Non-small cell lung cancer is the most prevalent form of lung cancer and accounts for more than 80% of all lung cancer cases. Circulating tumor cells (CTCs) lead to metastases and often goes undetected in blood and now, scientists have developed a novel method to better detect CTCs. The research was published in the journal Proceedings of the National Academy of Sciences. The team of researchers looked at hexokinase-2 or HK2, a key enzyme in glucose metabolism.
Institute for Systems Biology (ISB) is a collaborative non-profit biomedical research organization. ISB Assistant Professor, Dr. Wei Wei, said, “A set of previous reports from our collaborator Dr. Herschman (co-author of the paper) and others revealed that cancer cells often rely on HK2 to elevate glucose metabolism to fuel their uncontrolled growth, making this enzyme a desirable target for testing.”

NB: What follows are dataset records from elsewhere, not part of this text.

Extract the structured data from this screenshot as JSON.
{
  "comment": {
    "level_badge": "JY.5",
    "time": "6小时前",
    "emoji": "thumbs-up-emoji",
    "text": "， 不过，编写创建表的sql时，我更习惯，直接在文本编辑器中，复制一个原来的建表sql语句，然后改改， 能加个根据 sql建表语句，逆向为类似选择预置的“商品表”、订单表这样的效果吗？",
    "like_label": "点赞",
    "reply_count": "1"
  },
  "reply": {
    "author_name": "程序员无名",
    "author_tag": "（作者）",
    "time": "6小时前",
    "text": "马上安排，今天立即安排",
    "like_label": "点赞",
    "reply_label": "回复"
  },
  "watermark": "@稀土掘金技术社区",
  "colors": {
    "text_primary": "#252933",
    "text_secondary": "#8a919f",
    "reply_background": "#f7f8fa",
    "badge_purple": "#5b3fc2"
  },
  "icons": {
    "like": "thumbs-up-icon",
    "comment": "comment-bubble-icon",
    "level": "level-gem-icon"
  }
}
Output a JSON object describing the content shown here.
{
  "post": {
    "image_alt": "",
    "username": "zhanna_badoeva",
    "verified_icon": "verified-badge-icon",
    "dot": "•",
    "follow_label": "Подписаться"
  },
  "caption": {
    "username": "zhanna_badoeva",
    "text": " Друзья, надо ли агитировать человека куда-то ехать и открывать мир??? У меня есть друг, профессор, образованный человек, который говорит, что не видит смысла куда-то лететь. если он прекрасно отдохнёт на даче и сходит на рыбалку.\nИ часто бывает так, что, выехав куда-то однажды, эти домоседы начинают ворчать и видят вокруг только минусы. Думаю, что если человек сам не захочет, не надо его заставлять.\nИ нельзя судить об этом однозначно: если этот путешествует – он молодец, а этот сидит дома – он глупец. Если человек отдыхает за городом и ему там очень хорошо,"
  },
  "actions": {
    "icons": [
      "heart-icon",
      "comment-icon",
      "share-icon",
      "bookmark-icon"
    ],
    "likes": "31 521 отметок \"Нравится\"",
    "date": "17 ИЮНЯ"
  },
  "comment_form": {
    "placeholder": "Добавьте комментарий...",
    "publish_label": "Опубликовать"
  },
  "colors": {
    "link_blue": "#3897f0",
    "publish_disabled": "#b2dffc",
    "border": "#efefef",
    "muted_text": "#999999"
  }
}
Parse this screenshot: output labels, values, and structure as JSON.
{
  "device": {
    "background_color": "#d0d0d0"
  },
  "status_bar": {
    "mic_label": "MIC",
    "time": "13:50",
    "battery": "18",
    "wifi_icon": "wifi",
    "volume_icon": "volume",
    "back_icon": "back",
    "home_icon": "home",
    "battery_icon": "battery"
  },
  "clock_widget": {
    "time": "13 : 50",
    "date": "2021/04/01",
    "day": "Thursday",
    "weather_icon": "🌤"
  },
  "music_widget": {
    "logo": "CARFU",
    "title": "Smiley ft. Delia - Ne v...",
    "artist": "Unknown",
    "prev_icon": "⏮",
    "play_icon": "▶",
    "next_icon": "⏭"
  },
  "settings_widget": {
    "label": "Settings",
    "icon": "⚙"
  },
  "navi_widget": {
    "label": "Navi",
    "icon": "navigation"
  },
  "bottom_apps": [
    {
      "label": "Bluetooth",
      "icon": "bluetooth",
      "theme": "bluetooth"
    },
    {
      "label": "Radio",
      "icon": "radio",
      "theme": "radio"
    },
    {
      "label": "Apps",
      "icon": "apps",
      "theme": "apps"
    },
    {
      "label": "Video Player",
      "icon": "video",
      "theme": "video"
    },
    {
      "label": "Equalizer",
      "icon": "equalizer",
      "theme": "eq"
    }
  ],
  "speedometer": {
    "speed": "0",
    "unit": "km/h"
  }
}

The various techniques of CTC identifications are split into blood groups according to methods of cell enrichment and cell detection. The conventional CTC detection methods normally rely on use of family of proteins called cytokeratins, found in epithelial tissues. Despite highly aggressive nature of non-small cell lung cancer, their performance in NSCLC is sub-optimal. The researchers worked to address this issue and achieve a greater spectrum for CTC detection by exploiting a common feature of wide range of cancer cells. The use of HK2 as a biomarker leads to developing metabolic activity-based methods for identification of novel CTC population without CK expression. The use of HK2 as a tumor cell marker allows revealing a novel circulating tumor cell population which is normally overlooked by current epithelial marker-based CTC detection methods.
Wei said, “This approach can be exploited to anticipate NSCLC patient therapy response before they undergo cancer therapy, and more generally, it will be useful in identifying CTCs from patients with a wide variety of cancers, independent of epithelial traits.”